ISPConfig 3 unter Ubuntu 10. Alles scheint zu funktionieren. Ich kann FTP-Benutzer anlegen aber die können sich nicht anmelden. Das auth.log sagt dieses:

servername pure-ftpd: pam_unix(pure-ftpd:auth): authentication failure; logname= uid=0 euid=0 tty=pure-ftpd ...

und beim FTP-Client sieht das so aus:

Response:    331 User account-ftp OK. Password required
Command:    PASS *********
Response:    530 Login authentication failed

Passwort haben wir im 4 Augenprinzip mehrfach kontrolliert.

Habt Ihr einen Tipp

Danke

SW


----------



## Till (7. Juni 2010)

Ist das ein vserver?


----------



## stefanw (7. Juni 2010)

Das ist eine virtuelle Maschine.

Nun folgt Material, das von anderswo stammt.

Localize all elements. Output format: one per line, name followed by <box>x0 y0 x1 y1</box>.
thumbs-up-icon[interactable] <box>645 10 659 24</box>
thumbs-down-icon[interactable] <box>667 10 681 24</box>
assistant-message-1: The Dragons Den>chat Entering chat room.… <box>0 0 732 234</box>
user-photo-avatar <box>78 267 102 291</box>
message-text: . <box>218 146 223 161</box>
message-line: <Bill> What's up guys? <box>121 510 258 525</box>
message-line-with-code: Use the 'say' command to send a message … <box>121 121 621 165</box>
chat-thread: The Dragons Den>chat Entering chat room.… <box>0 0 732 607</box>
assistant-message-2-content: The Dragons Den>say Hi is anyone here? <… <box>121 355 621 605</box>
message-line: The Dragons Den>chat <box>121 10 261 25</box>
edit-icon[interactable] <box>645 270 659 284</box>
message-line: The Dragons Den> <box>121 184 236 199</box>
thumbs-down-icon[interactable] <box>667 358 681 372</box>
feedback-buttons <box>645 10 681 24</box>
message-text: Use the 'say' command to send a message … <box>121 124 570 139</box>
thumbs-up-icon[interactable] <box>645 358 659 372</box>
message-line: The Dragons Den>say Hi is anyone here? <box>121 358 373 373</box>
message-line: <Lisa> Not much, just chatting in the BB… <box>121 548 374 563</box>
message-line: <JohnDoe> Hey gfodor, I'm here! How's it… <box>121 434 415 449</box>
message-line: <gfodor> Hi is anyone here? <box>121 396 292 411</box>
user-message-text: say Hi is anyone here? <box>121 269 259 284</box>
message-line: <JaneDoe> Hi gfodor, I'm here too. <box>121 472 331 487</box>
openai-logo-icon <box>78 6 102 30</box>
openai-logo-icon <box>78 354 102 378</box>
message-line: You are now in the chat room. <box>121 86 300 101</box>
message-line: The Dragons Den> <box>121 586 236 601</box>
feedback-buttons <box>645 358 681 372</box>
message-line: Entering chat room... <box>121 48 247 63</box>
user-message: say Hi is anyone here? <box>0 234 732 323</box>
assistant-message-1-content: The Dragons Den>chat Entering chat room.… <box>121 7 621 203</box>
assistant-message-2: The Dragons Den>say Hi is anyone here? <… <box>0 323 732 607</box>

Warum?


----------



## stefanw (8. Juni 2010)

Hat denn keiner eine Idee?


----------



## stefanw (8. Juni 2010)

Sorry wenn ich nerve, aber kann es sein das der Pure FTPD gar nicht gegen die MySQL Authentifiziert?


----------



## Till (8. Juni 2010)

Poste mal die Ausgabe von:

netstat -tap | grep ftp


----------



## stefanw (8. Juni 2010)

Irgendwie habe ich das gelöst nicht in den Titel bekommen:

Gelöst weil:_ /etc/pure-ftpd/db gab es eine mysql.conf~ mit falschen Daten und  die wurde zuerst verwendet. 				_


----------



## Elyxir (22. Okt. 2011)

Hi

Danke für den kleinen aber feinen Tip.

Liegt wirklich an der mysql.conf~

Dorte steht nämlich kein PW für den Benutzer root drin.

Nach ändern lief sofort der Login via FTP.

Danke nochmal.

Gruss Lars


----------